Rspamd supports a custom log format when writing information about a message to the log. (This feature is supported since version 1.1.) The format string looks as follows:

log_format =<<EOD
id: <$mid>,$if_qid{ qid: <$>,}$if_ip{ ip: $,}$if_user{ user: $,}$if_smtp_from{ from: <$>,}
(default: $is_spam ($action): [$scores] [$symbols]),
len: $len, time: $time_real real,
$time_virtual virtual, dns req: $dns_req
EOD

Newlines are replaced with spaces. Both text and variables are supported in the log format line. Each variable can have an optional if_ prefix, which will log only if it is triggered.
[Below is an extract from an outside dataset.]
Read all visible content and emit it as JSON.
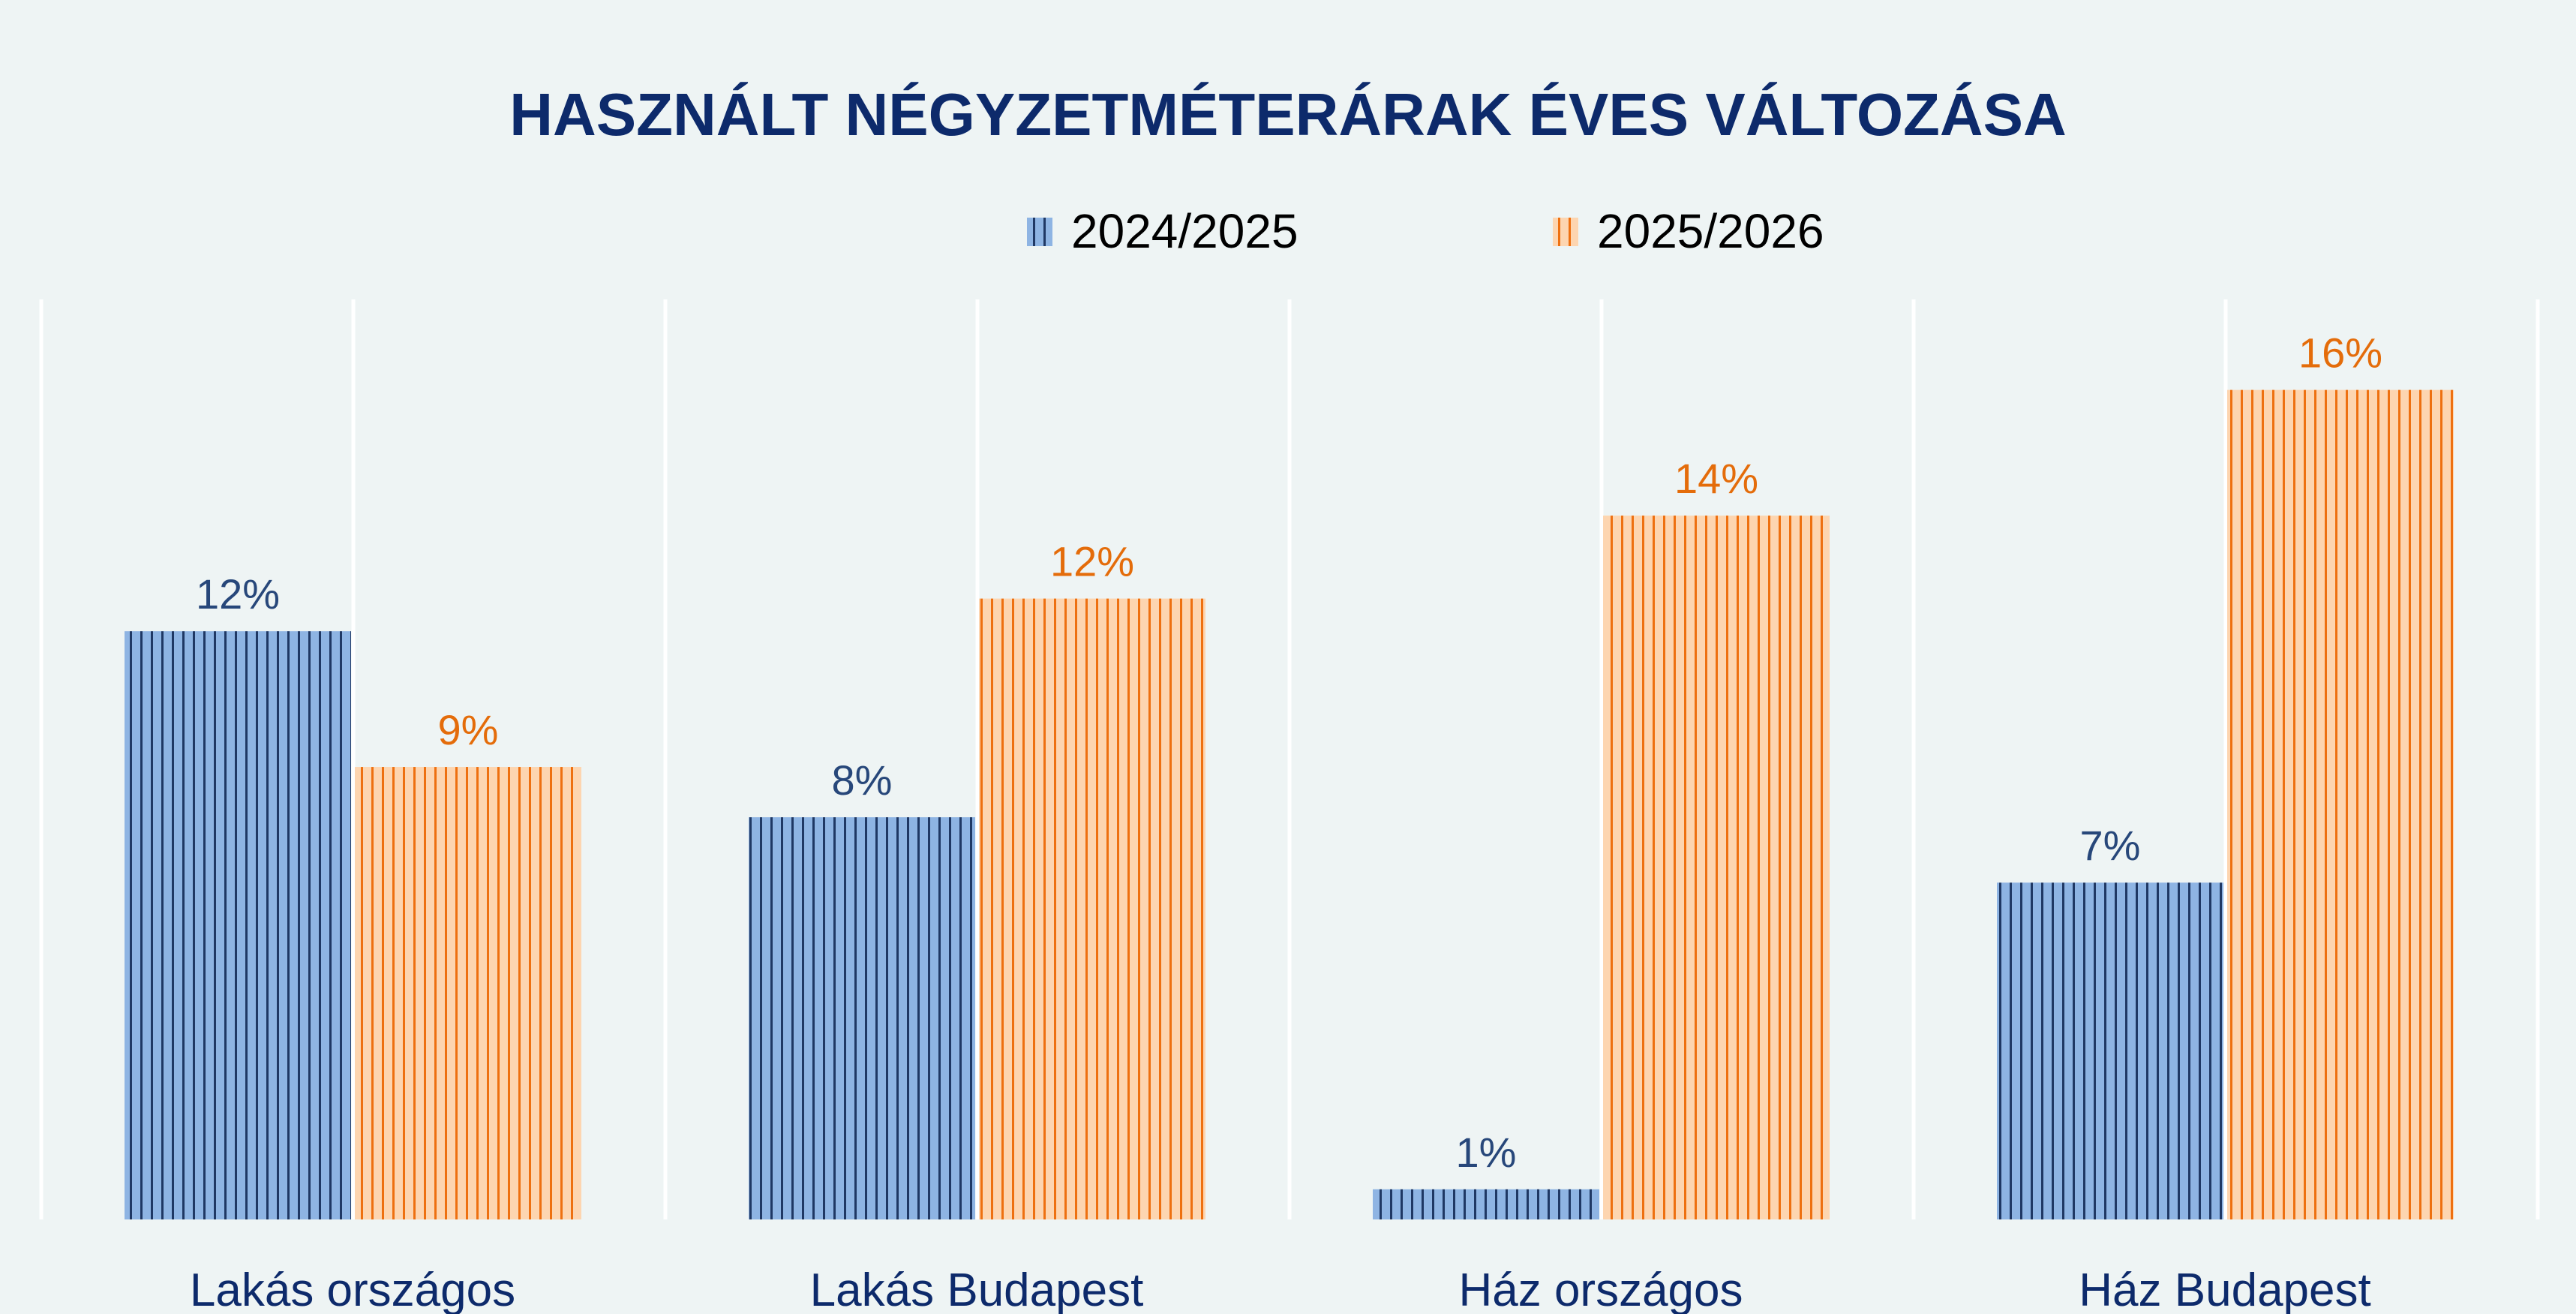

Moreover, each variable can have an optional body value, where $ is replaced with the variable value (as many times as it is found in the body, e.g. $if_var{$$$$} will be replaced with the variable’s name repeated 4 times).

Log variables

Rspamd supports the following log variables:

Variable	Description
`action`	default metric action
`digest`	cryptographic digest of a message’s content (stripped to 16 bytes or 32 hex symbols)
`dns_req`	number of DNS requests
`filename` (from 1.8.0)	name of file if HTTP agent (e.g. rspamc) passes it
`forced_action` (from 1.8.2)	forced action if form `<action> "<message>"; score=<score> (set by <module>)`
`groups` (from 2.0)	symbols groups list for a task
`ip`	from IP
`is_spam`	a one-letter rating of spammyness: `T` for spam, `F` for ham and `S` for skipped messages
`len`	length of message
`lua`	custom Lua script (see below)
`mid`	message ID
`mime_from`	MIME from
`mime_rcpt`	MIME rcpt - the first recipient
`mime_rcpts`	MIME rcpts - all recipients
`public_groups` (from 2.0)	public groups only (similar to groups but more restricted)
`qid`	queue ID
`scores`	summary of scores
`settings_id` (from 2.0)	settings id for a message
`smtp_from`	envelope from (or MIME from if SMTP from is absent)
`smtp_rcpt`	envelope rcpt (or MIME from if SMTP from is absent) - the first recipient
`smtp_rcpts`	envelope rcpts - all recipients
`symbols_params`	list of all symbols and their options
`symbols_scores_params`	list of all symbols, their scores and options
`symbols_scores`	list of all symbols and their scores
`symbols`	list of all symbols
`time_real`	real time of task processing
`time_virtual` (till 2.0)	CPU time of task processing
`user`	authenticated user

Custom logging scripts could look like the following:

$lua{
  return function(task) 
    return 'text parts: ' .. tostring(#task:get_text_parts()) 
  end
}

this script will log number of text part in messages.